There are some recurring images which worm their way into my work, but it’s difficult to tell which of them are from dreams and which are subconscious outcroppings in other areas. It’s a real chicken-or-egg situation.

Anyway, Heart has always been great and I’m sure the song–which I loved as a teenager and have hummed at various points over the years–had something to do with me responding to the stress of lockdown by writing a whole-ass book. Stories grow from multiple seeds, after all; maybe this one had a few outright bulbs. And no, I’m not going to talk about the Man in Black’s name, even though that title was partly a Johnny-Cash-plus-Hades reference…

Soundtrack Monday: Where the Streets Have No Name

It’s time for another Soundtrack Monday! And we’re a bare month away from the release of The Salt-Black Tree, so I’ve been thinking about the Dead God’s Heart soundtrack a lot.

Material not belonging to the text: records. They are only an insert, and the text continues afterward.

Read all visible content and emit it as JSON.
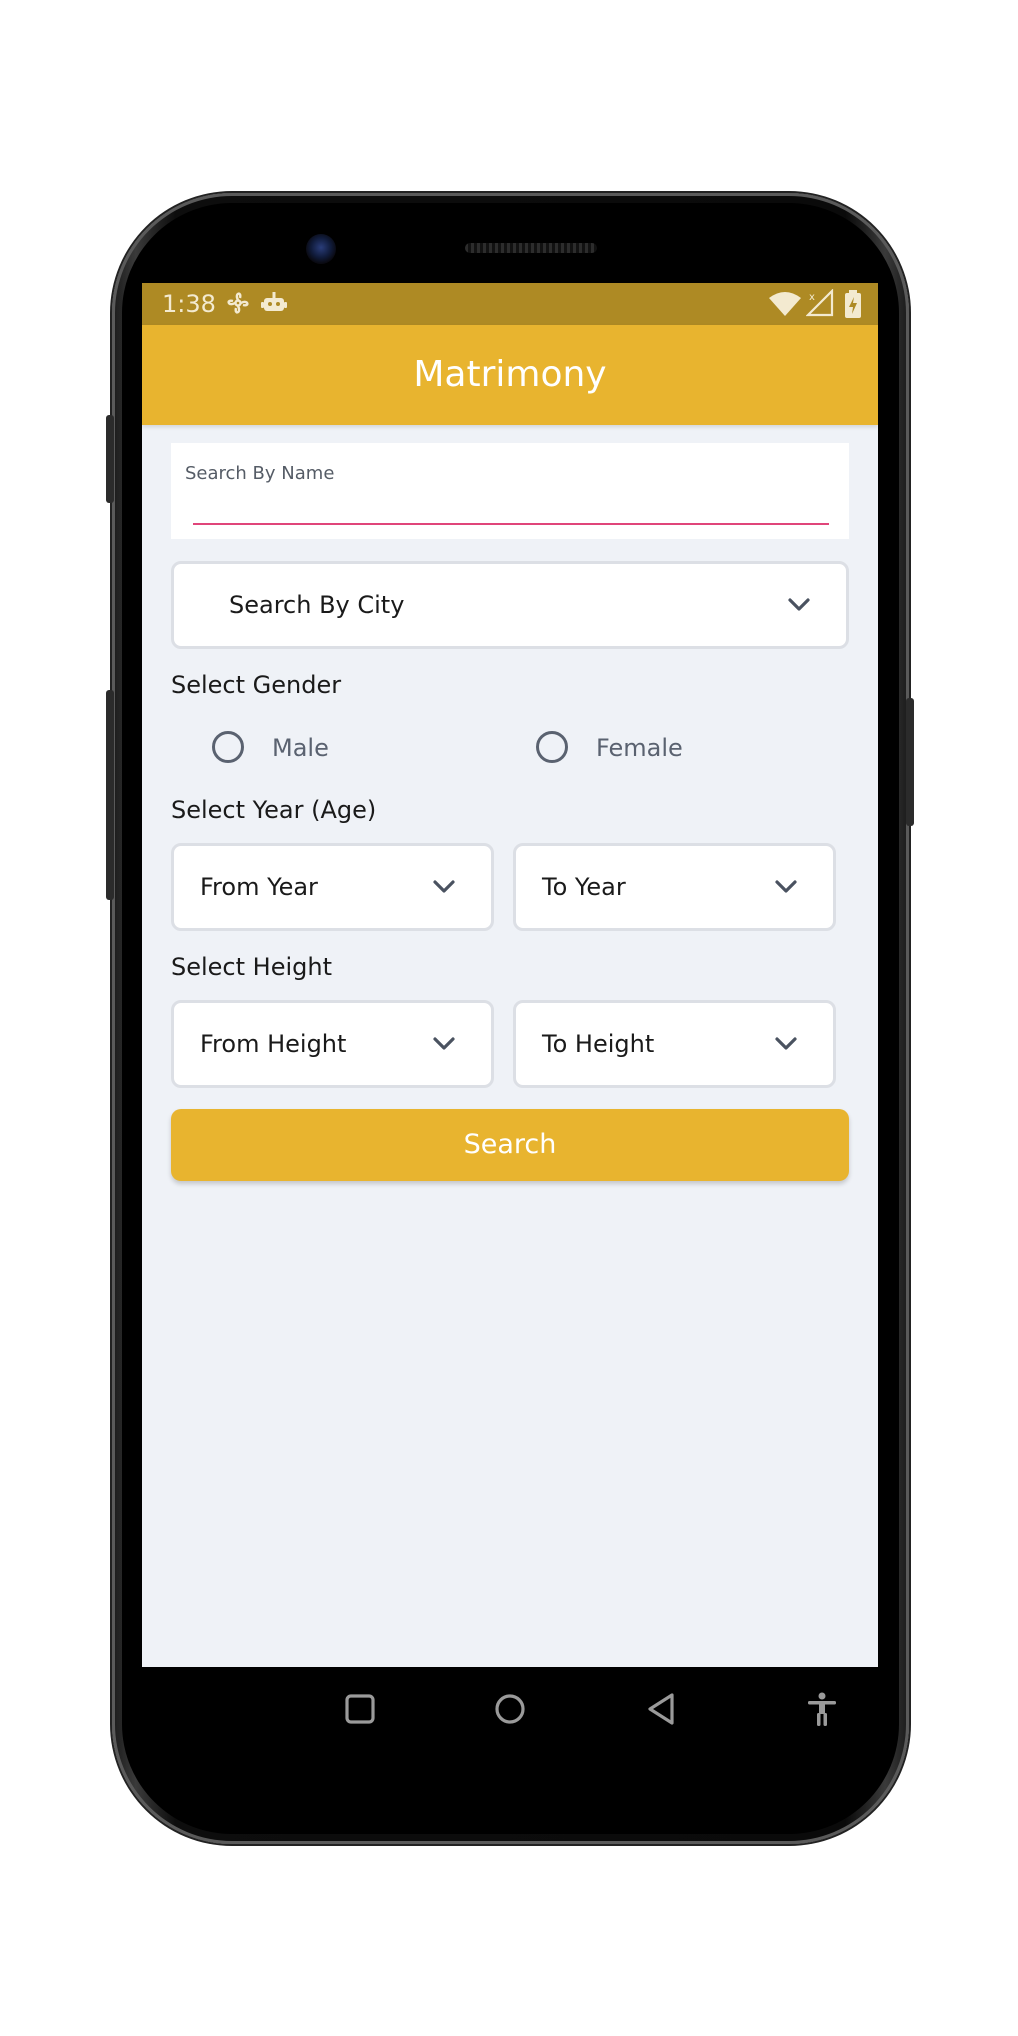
{
  "status_bar": {
    "time": "1:38",
    "icons": [
      "fan-icon",
      "android-robot-icon",
      "wifi-icon",
      "signal-icon",
      "battery-icon"
    ]
  },
  "app_bar": {
    "title": "Matrimony"
  },
  "search_name": {
    "label": "Search By Name",
    "value": ""
  },
  "city_dropdown": {
    "label": "Search By City"
  },
  "gender": {
    "title": "Select Gender",
    "options": [
      "Male",
      "Female"
    ]
  },
  "year": {
    "title": "Select Year (Age)",
    "from_label": "From Year",
    "to_label": "To Year"
  },
  "height": {
    "title": "Select Height",
    "from_label": "From Height",
    "to_label": "To Height"
  },
  "search_button": {
    "label": "Search"
  },
  "nav_bar": {
    "buttons": [
      "recents-icon",
      "home-icon",
      "back-icon",
      "accessibility-icon"
    ]
  },
  "colors": {
    "accent": "#e8b42f",
    "status_bar": "#ae8a24",
    "background": "#eff2f7",
    "input_underline": "#e0457a"
  }
}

U2’s Joshua Tree album is perfect road-trip music, and I’ve played it more than once while the highway stretches under tires and the thrumming of an engine fills the bones. Of all the tracks, though, Where the Streets Have No Name is the one that really lets me know I’m driving. The instant the beat drops it feels like flying, and of course the lyrics cry out for wide spaces, tumbleweeds, and a ribbon of road stretching to an infinitely receding point in the distance. Nat Drozdova spends significant time in the desert during the second book of the duology, so naturally I had to listen to the entire album while writing her trip to a certain grandmother’s round, cactus-cloaked adobe.

I haven’t been on a road-trip in a while. For one thing, while the kids were young I couldn’t afford it, and nowadays there’s that damn plague. But maybe someday in a few years I’ll be able to. Normally I dislike travel with a vengeance; still, I think at least once more before I shuffle off the mortal coil I’ll just…get in the car, and go. I’ll have to somewhat plan the spontaneity, but that’s no hardship.

Nat’s story is very American; we do love our car rides, the slipstream and the hum of tires. The highways, freeways, and entire network of pavement or dirt roads on the continent has always made me think of veins, the railroads as a network of humming arteries to match. The vast sweep from sea to sea is a creature with several drowsing hearts, and the new Drozdova finds a few of them as she searches for herself, the truth, and the gem her mother wants–it’s no wonder it took me several years to be ready to write this story.

I think I did okay. It’s nice to reach some kind of peace with the work. At least I know it’s getting to the people who need it, and that’s a blessing.